What Is Resilience?
Resilience presupposes failure. To be resilient requires a person to hold a mindset that they have failed somehow – that they have been hindered by a past adversity. So, to have resilience means that you need to bounce back from adversity – that set you back. This is a static rather than process mindset. That is it (adversity) is a real thing. It isn’t. Instead adversity doesn’t exist. It is a frame of mind and therefore a process, which is part of reality unfolding.
There are no good or bad events, except in hindsight. Good and bad are meta-judgements that presuppose expectations (which in and of themselves are constructs). It is only when we compare how it should have been with how it was, that we experience adversity.
The Reality of Adversity
When people look at the events in their lives in a static way, they often see negatively judged occurrences as adversity, that they need to bounce back from. What they fail to consider is how do you know in the process of movement through your life that a certain event wasn’t the one thing that will give you the learning, that enables you to accelerate your growth and development.
That is to say that something you may be looking at as an adversity, may be the same thing that gives you the ability to see yourself in a new light, reframing adversity as a springboard for your moving forward as a human being.
Thomas Edison was famed for saying about his inability at the time to create a functioning light globe “I have not failed. I’ve just found 10,000 ways that won‘t work”. This is a process, rather than static view, the view of a high-achiever.
When a person frames a context as adverse, they see a need to bounce back from it (resilience). When a person frames a context as part of a greater unfolding process, there’s no need to bounce back, no need to be resilient.
Pilots know this. While they may start off in one direction, they may end up changing direction, whilst keeping the outcome in mind. They may even be turned back, they know the point is to land safely, and if needs be re-assess.
Athletes, CEOs, entrepreneurs, celebrities, and other high performers have the ability to stop seeing reality as good versus bad, adverse versus successful, or failure versus achievement. The elite of the elite stop seeing the events in their lives through a black and white lens – splitting reality. There is no good or bad – it is all context dependent.
Building Context
Perhaps in a certain context, something has not worked particularly well. The challenge though, is to look at life as being a process of different contexts that build upon each other. This means that one event on its own could be viewed as adversity, but how do you know that what you call adversity later on won’t be viewed as such – that it is your greatest learning and therefore your teacher? You don’t! So why not see that now, while you are in the process?

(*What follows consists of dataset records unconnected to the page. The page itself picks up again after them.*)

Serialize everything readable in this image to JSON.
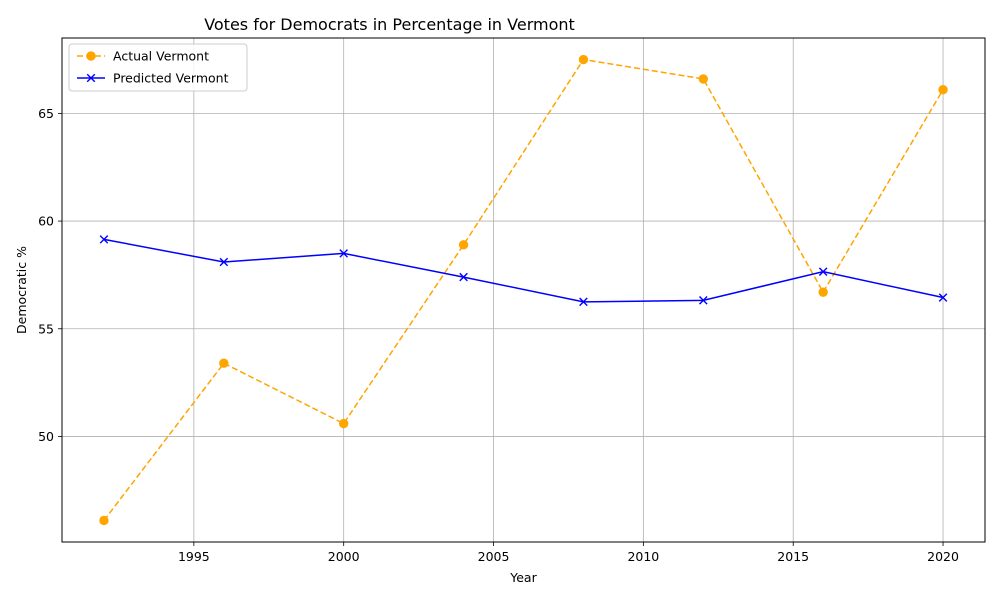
{
  "chart_data": {
    "type": "line",
    "title": "Votes for Democrats in Percentage in Vermont",
    "xlabel": "Year",
    "ylabel": "Democratic %",
    "xlim": [
      1990.6,
      2021.4
    ],
    "ylim": [
      45.1,
      68.5
    ],
    "xticks": [
      1995,
      2000,
      2005,
      2010,
      2015,
      2020
    ],
    "yticks": [
      50,
      55,
      60,
      65
    ],
    "grid": true,
    "legend_position": "top-left",
    "x": [
      1992,
      1996,
      2000,
      2004,
      2008,
      2012,
      2016,
      2020
    ],
    "series": [
      {
        "name": "Actual Vermont",
        "color": "#ffa500",
        "line_style": "dashed",
        "marker": "circle",
        "values": [
          46.1,
          53.4,
          50.6,
          58.9,
          67.5,
          66.6,
          56.7,
          66.1
        ]
      },
      {
        "name": "Predicted Vermont",
        "color": "#0000ff",
        "line_style": "solid",
        "marker": "x",
        "values": [
          59.15,
          58.1,
          58.5,
          57.4,
          56.25,
          56.32,
          57.65,
          56.45
        ]
      }
    ]
  }
}
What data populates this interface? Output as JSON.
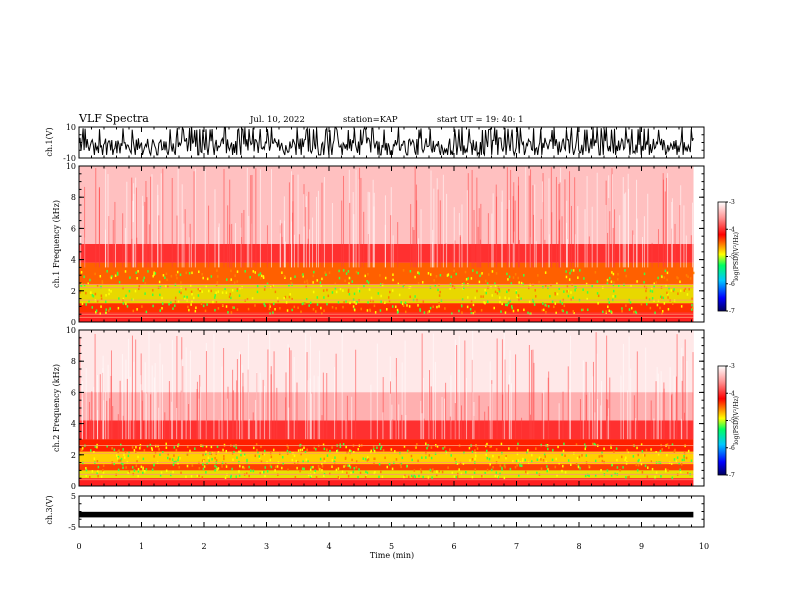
{
  "header": {
    "title": "VLF Spectra",
    "date": "Jul. 10, 2022",
    "station": "station=KAP",
    "start": "start UT =  19: 40: 1"
  },
  "chart_data": [
    {
      "type": "line",
      "panel": "ch1-waveform",
      "ylabel": "ch.1(V)",
      "ylim": [
        -10,
        10
      ],
      "xlim": [
        0,
        10
      ],
      "yticks": [
        "10",
        "-10"
      ],
      "description_values": {
        "baseline": -3,
        "min": -10,
        "max": 10
      }
    },
    {
      "type": "heatmap",
      "panel": "ch1-spectrogram",
      "ylabel": "ch.1 Frequency (kHz)",
      "ylim": [
        0,
        10
      ],
      "xlim": [
        0,
        10
      ],
      "yticks": [
        "0",
        "2",
        "4",
        "6",
        "8",
        "10"
      ],
      "colorbar": {
        "label": "log(PSD)(V²/Hz)",
        "ticks": [
          "-3",
          "-4",
          "-5",
          "-6",
          "-7"
        ],
        "range": [
          -7,
          -3
        ]
      }
    },
    {
      "type": "heatmap",
      "panel": "ch2-spectrogram",
      "ylabel": "ch.2 Frequency (kHz)",
      "ylim": [
        0,
        10
      ],
      "xlim": [
        0,
        10
      ],
      "yticks": [
        "0",
        "2",
        "4",
        "6",
        "8",
        "10"
      ],
      "colorbar": {
        "label": "log(PSD)(V²/Hz)",
        "ticks": [
          "-3",
          "-4",
          "-5",
          "-6",
          "-7"
        ],
        "range": [
          -7,
          -3
        ]
      }
    },
    {
      "type": "line",
      "panel": "ch3-waveform",
      "ylabel": "ch.3(V)",
      "ylim": [
        -5,
        5
      ],
      "xlim": [
        0,
        10
      ],
      "yticks": [
        "5",
        "-5"
      ],
      "description_values": {
        "baseline": -1
      }
    }
  ],
  "xaxis": {
    "label": "Time (min)",
    "ticks": [
      "0",
      "1",
      "2",
      "3",
      "4",
      "5",
      "6",
      "7",
      "8",
      "9",
      "10"
    ],
    "data_end": 9.83
  },
  "colors": {
    "low": "#000080",
    "mid_low": "#00c8ff",
    "mid": "#00ff00",
    "mid_high": "#ffff00",
    "high": "#ff0000",
    "max": "#ffffff"
  }
}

When you look at life this way, there is nothing you need to bounce back from. If you can shift your mindset from a static mindset to a process based mindset, you can see that you have no idea where any event or happening will lead you. You can learn to accept the reality, as it is, go with it, and stop resisting it. Then there is nothing to bounce back from, because you are not framing it as adverse. Now you no longer need to be resilient. You’ve just freed yourself from the vacillating effect that resilience brings.
Detaching from Adversity and Resilience
This ability to detach from the need for resilience is what makes elite-performers so special. They do not look for adversity in their lives. They see their lives as they are, without judgment. They accept reality as it is, and move forward.
High-performers do not believe in luck. Luck is an early stage development viewpoint, and its viewpoint is that the context it sees and experiences is all of reality through time.
Later stage developed people, can see that luck only exists in the context of what is happening right now. Once you take the context out there isn’t any luck, because you don’t know what the luck leads to and what will come next!
Practice Without Judgment
Elite-performers excel because they free themselves from the static viewpoint structure, and allow themselves to be wholly in flow. They practice without judgment which prevents their mind from getting in the way, and holding themselves back. They are simply able to be with what is occurring (moment by moment) and allowing the practice to run through them. They are so present, that their performance becomes almost as if they are pulling magic from the fabric of the moment itself.